Indie upstart provides easy access to new music
Companies like You License, Musync and Pump Audio have built hype off claims of having streamlined the music licensing process. The pitch: Indie musicians gain access to content producers, and content producers gain easy exposure to new talent.
“There are no music clearance worries or delivery issues — it’s all there with a click of the mouse,” says 30-year-old CTO Dan Demole, co-founder of Jingle Punks. “We’re able to bridge the gap between the mindless stock music that other libraries provide and the expensive sync costs of major music acts.”
If Jingle Punks, established a year ago, is the latest startup to boast that they’ve modernized the music licensing business, what might set them apart is a client list with some of the industry’s biggest players.
“I told Dan if we started a library geared toward youth-oriented networks, things would happen,” says Jared Gutstadt, Jingle Punks co-founder and CEO. “Our first day was Aug. 10 of last year — we had the Food Network by October.”
ABC, A&E, the History Channel, IFC, Bravo, Animal Planet, TV Land, E!, Starz and others were quick to follow. MTV Networks and NBC Universal’s Bravo channel both signed on within the last month.
“Like all good inventions, it was just luck and circumstance,” Gutstadt says.
Jingle Punks works by allowing any artists without a publishing deal to submit music on its website free of charge.
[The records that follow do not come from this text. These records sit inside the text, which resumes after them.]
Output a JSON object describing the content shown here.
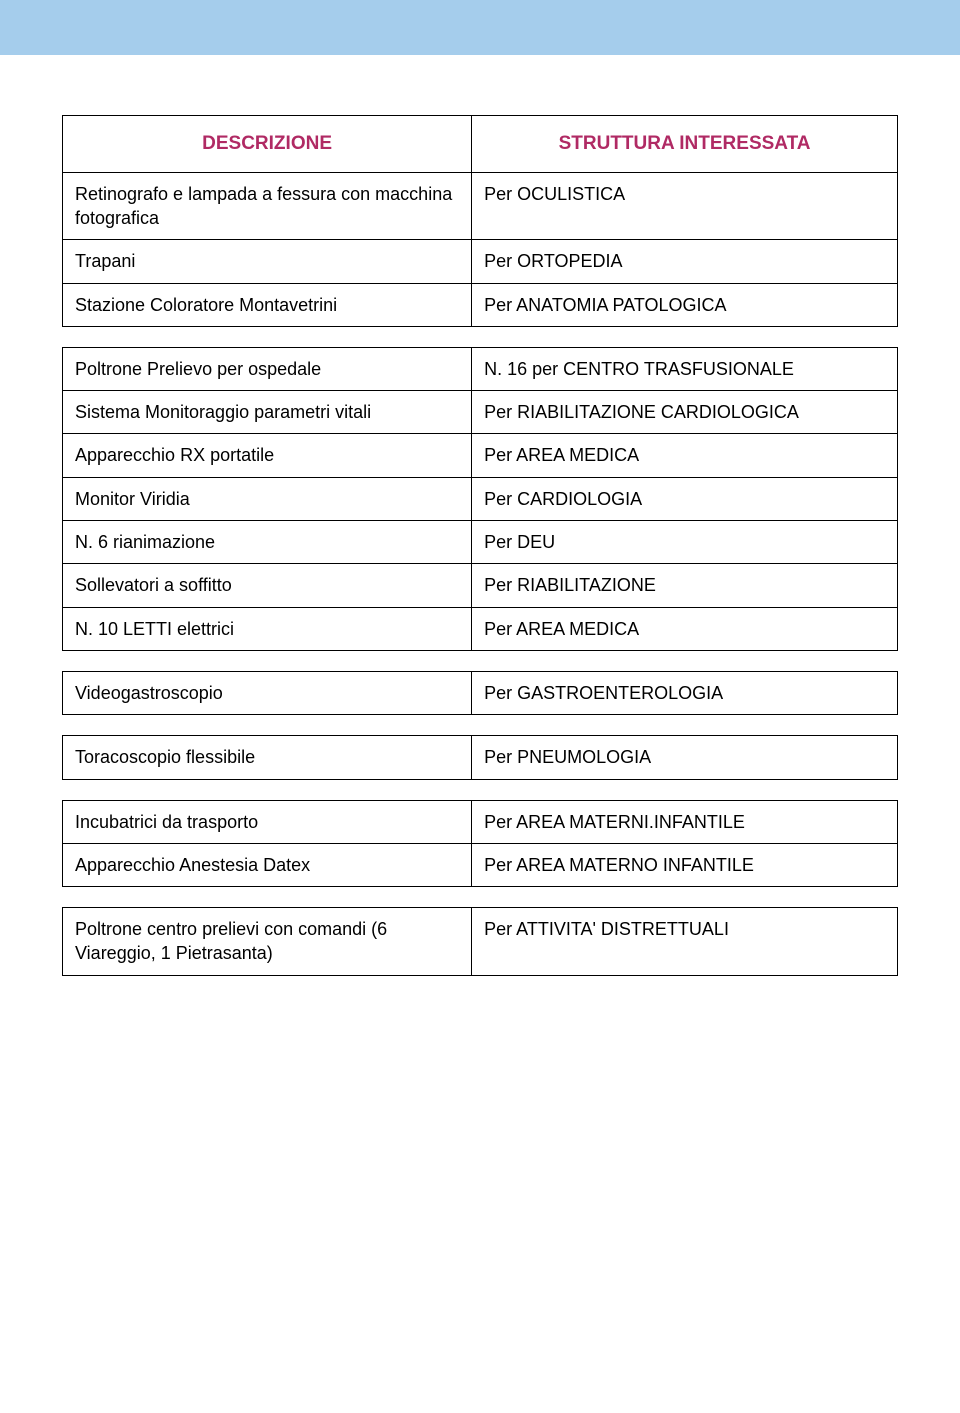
{
  "colors": {
    "top_bar": "#a5cdec",
    "header_text": "#b02a64",
    "body_text": "#000000",
    "border": "#000000",
    "background": "#ffffff"
  },
  "typography": {
    "header_fontsize": 19,
    "header_fontweight": "bold",
    "cell_fontsize": 18,
    "font_family": "Arial, Helvetica, sans-serif"
  },
  "table1": {
    "header": {
      "left": "DESCRIZIONE",
      "right": "STRUTTURA INTERESSATA"
    },
    "rows": [
      {
        "left": "Retinografo e lampada a fessura con macchina fotografica",
        "right": "Per OCULISTICA"
      },
      {
        "left": "Trapani",
        "right": "Per ORTOPEDIA"
      },
      {
        "left": "Stazione Coloratore Montavetrini",
        "right": "Per ANATOMIA PATOLOGICA"
      }
    ]
  },
  "table2": {
    "rows": [
      {
        "left": "Poltrone Prelievo per ospedale",
        "right": "N. 16 per CENTRO TRASFUSIONALE"
      },
      {
        "left": "Sistema Monitoraggio parametri vitali",
        "right": "Per RIABILITAZIONE CARDIOLOGICA"
      },
      {
        "left": "Apparecchio  RX portatile",
        "right": "Per AREA MEDICA"
      },
      {
        "left": "Monitor Viridia",
        "right": "Per CARDIOLOGIA"
      },
      {
        "left": "N. 6  rianimazione",
        "right": "Per DEU"
      },
      {
        "left": "Sollevatori a soffitto",
        "right": "Per RIABILITAZIONE"
      },
      {
        "left": "N. 10 LETTI elettrici",
        "right": "Per AREA MEDICA"
      }
    ]
  },
  "table3": {
    "rows": [
      {
        "left": "Videogastroscopio",
        "right": "Per GASTROENTEROLOGIA"
      }
    ]
  },
  "table4": {
    "rows": [
      {
        "left": "Toracoscopio flessibile",
        "right": "Per PNEUMOLOGIA"
      }
    ]
  },
  "table5": {
    "rows": [
      {
        "left": "Incubatrici da trasporto",
        "right": "Per AREA MATERNI.INFANTILE"
      },
      {
        "left": "Apparecchio Anestesia Datex",
        "right": "Per AREA MATERNO INFANTILE"
      }
    ]
  },
  "table6": {
    "rows": [
      {
        "left": "Poltrone centro prelievi con comandi (6 Viareggio, 1 Pietrasanta)",
        "right": "Per ATTIVITA' DISTRETTUALI"
      }
    ]
  }
}
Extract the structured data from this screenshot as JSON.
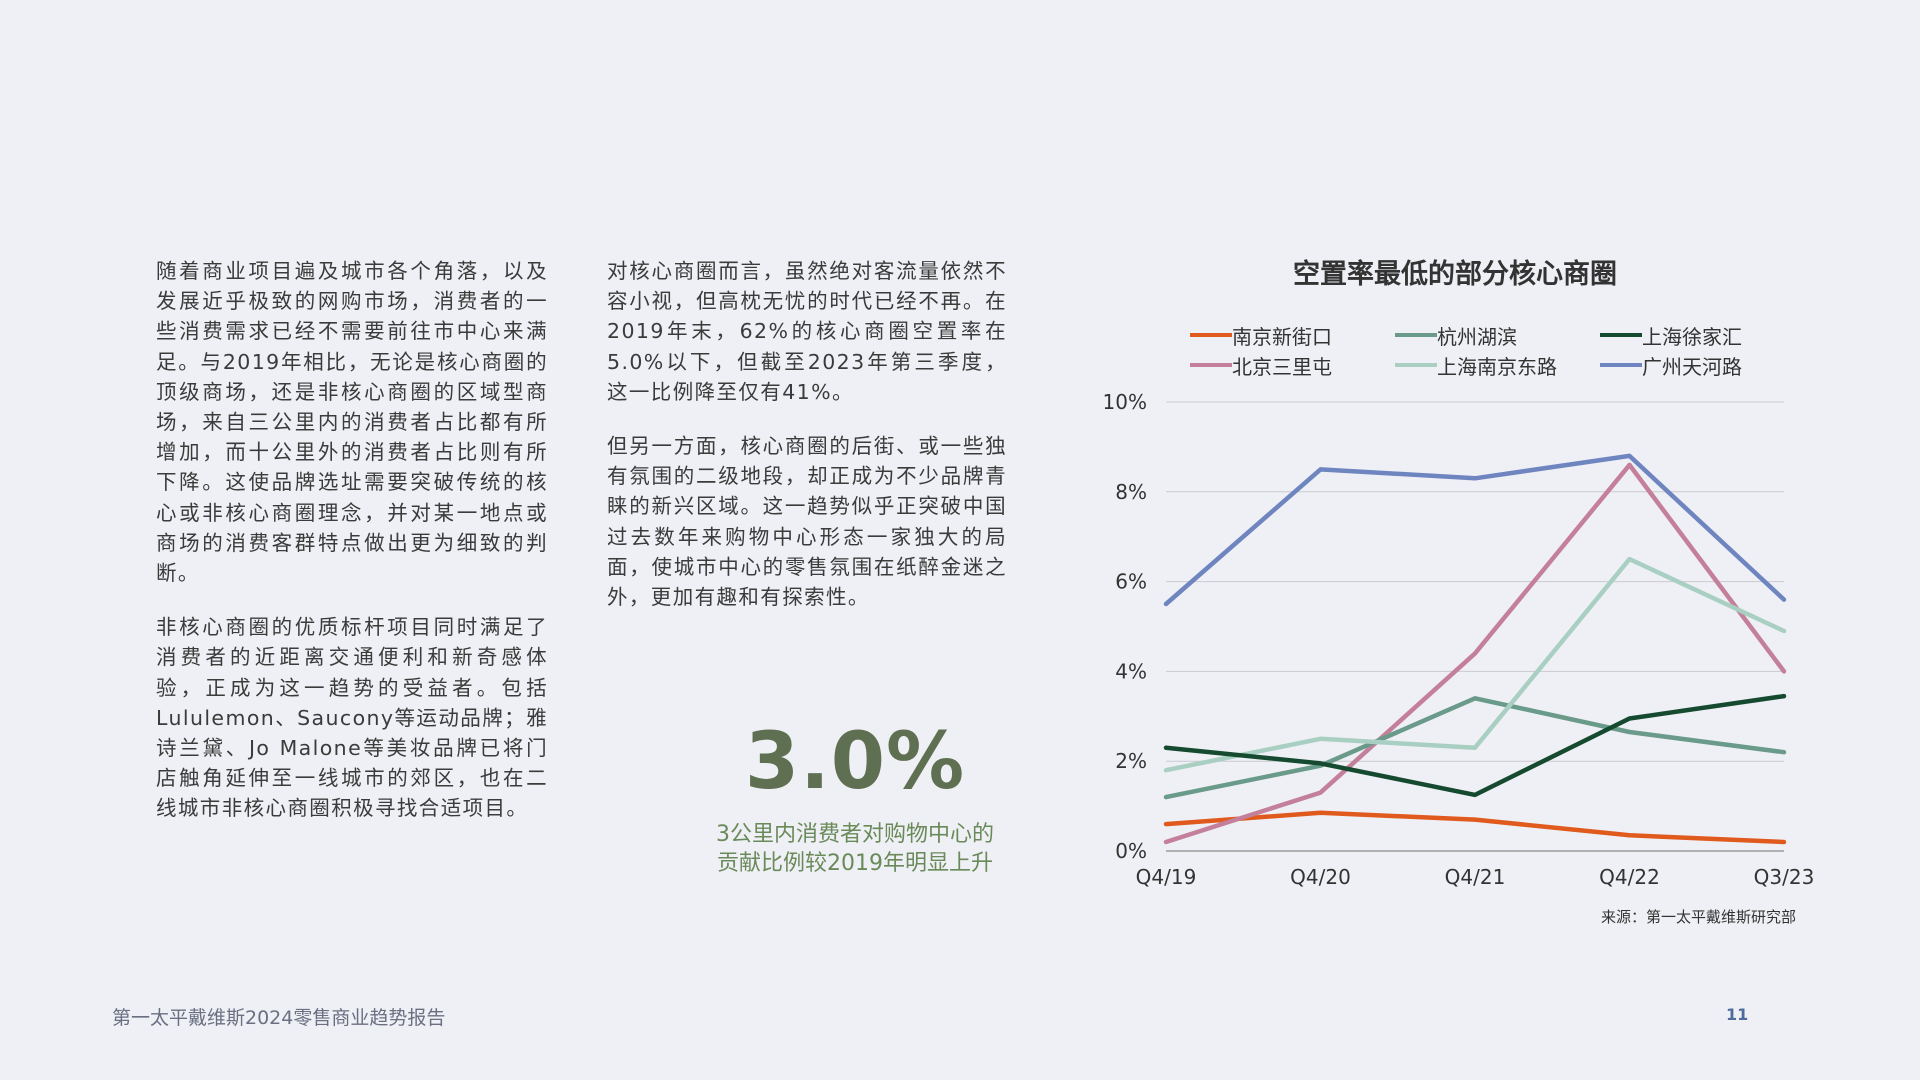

If Gutstadt, 31, a musician and former Viacom editor, approves it, the artist’s music is added to the online Jingle Player library, where it is cleared for use in TV shows, advertisements or other mediums by any of Jingle Punks’ registered users.
“We don’t play favorites based on who’s hot,” Gutstadt says. “Certain things that work in mainstream radio don’t necessarily translate to mainstream television. One of the questions we always ask is, ‘Is this a genre that has ever been used in a show before?’ ”
Unlike You License, a competitor that allows any musician to upload music to its library, Jingle Punks employs a screening process. Although rejected applicants may resubmit new music following a three-month waiting period, not everyone will make the cut.
“The most important thing is sonic quality,” Gutstadt says. “We’re not going to accept something recorded in a tin can — unless it’s supposed to
be ironic or funny.”
Unlike regular stock libraries, Jingle Punks allows the client to search its online database not only by genre, subgenre and tempo, but also cultural reference and similar artists. A producer looking for a “Juno” feel can simply search “Juno,” says Gutstadt. Search “Wes Anderson” to find a “Rushmore” ambience. And if it’s not in the library, the shingle will crowdsource the request to the hundreds of composers already in its system.
“I think their greatest quality is just bringing something new to the fold,” says Krista Liney, director of production for on-air marketing at the History Channel. “And what they don’t have, they can create — and create quickly.”
Jingle Punks offers a non-exclusive, 50-50 split with the artists, a middle-of-the-road cut for music licensing companies. Pump Audio and You License, both competitors, take 9% and 65% cuts, respectively.
“Jingle Punks has since gotten us several television and internal corporate placements,” says singer-songwriter Erica Quitzow, founder of Young Love Records. “What it means to me is that I’m seeing money coming in as I stay all night in my recording studio.”
Clients opt for any of the three contracts: a one-year blanket deal, one-series blanket deal or a one-track purchase.
“Customer service will set us apart from other libraries,” Gutstadt says. “The people we work with are just as likely to go to the bar with us after.”